Ankara Üniversitesi tarafından Nallıhan’da yürütülen araştırmalarda, yapay zeka destekli sistem kullanılarak 120 farklı mantar türü sınıflandırılıyor ve kayıt altına alınıyor.
Ankara Üniversitesi ekipleri tarafından, özel olarak eğitilen trüf köpeklerinin katkısıyla toplanan mantarlar; yenilebilir, zehirli ve ekonomik değer taşıyan türler olarak kategorilere ayrılarak Türkiye’nin biyoçeşitlilik envanterine işleniyor.
Türkiye’de İlk Kez Uygulanan Taksonomi Yöntemleri
Proje kapsamında Türkiye’de ilk kez yapay zeka tabanlı taksonomi teknikleri kullanılıyor. Çalışmalarla yüzlerce mantar örneği elde edilirken, arazi taramaları sonunda yaklaşık 500 türe ulaşılması hedefleniyor.

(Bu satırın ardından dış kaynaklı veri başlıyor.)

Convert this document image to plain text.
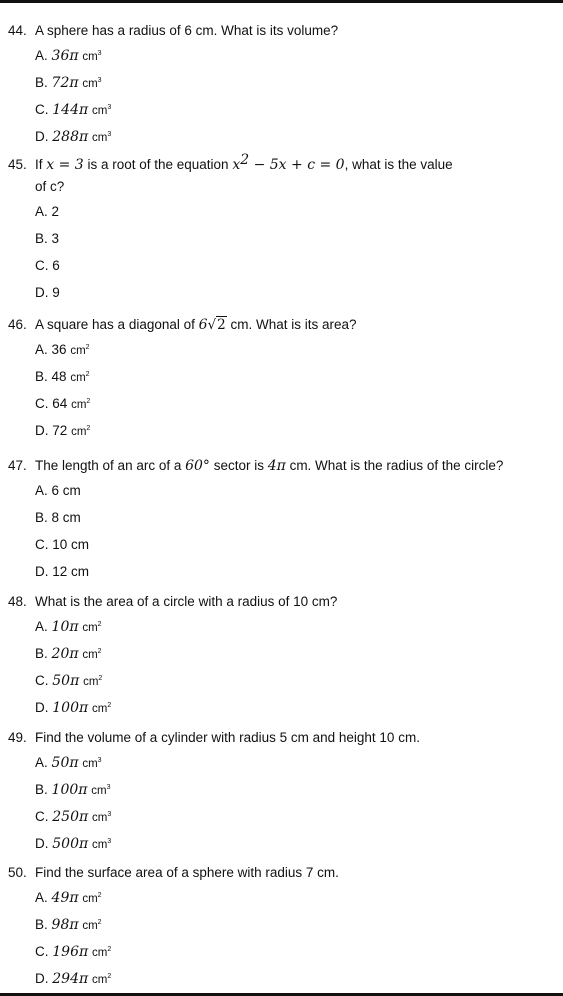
44. A sphere has a radius of 6 cm. What is its volume?
A. 36π $cm^3$
B. 72π $cm^3$
C. 144π $cm^3$
D. 288π $cm^3$
45. If x = 3 is a root of the equation $x^2 - 5x + c = 0$, what is the value
of c?
A. 2
B. 3
C. 6
D. 9
46. A square has a diagonal of 6√2 cm. What is its area?
A. 36 $cm^2$
B. 48 $cm^2$
C. 64 $cm^2$
D. 72 $cm^2$
47. The length of an arc of a 60° sector is 4π cm. What is the radius of the circle?
A. 6 cm
B. 8 cm
C. 10 cm
D. 12 cm
48. What is the area of a circle with a radius of 10 cm?
A. 10π $cm^2$
B. 20π $cm^2$
C. 50π $cm^2$
D. 100π $cm^2$
49. Find the volume of a cylinder with radius 5 cm and height 10 cm.
A. 50π $cm^3$
B. 100π $cm^3$
C. 250π $cm^3$
D. 500π $cm^3$
50. Find the surface area of a sphere with radius 7 cm.
A. 49π $cm^2$
B. 98π $cm^2$
C. 196π $cm^2$
D. 294π $cm^2$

Ankara Üniversitesi Biyoloji Bölümü Öğretim Üyesi Prof. Dr. Ilgaz Akata, ekonomik değeri yüksek mantarları ve halk sağlığını tehdit eden zararlı türleri belirlemeyi amaçladıklarını belirtti. Ayrıca profesyonel arama köpeği Ares ile toprak altındaki trüf mantarlarını tespit ettiklerini aktardı.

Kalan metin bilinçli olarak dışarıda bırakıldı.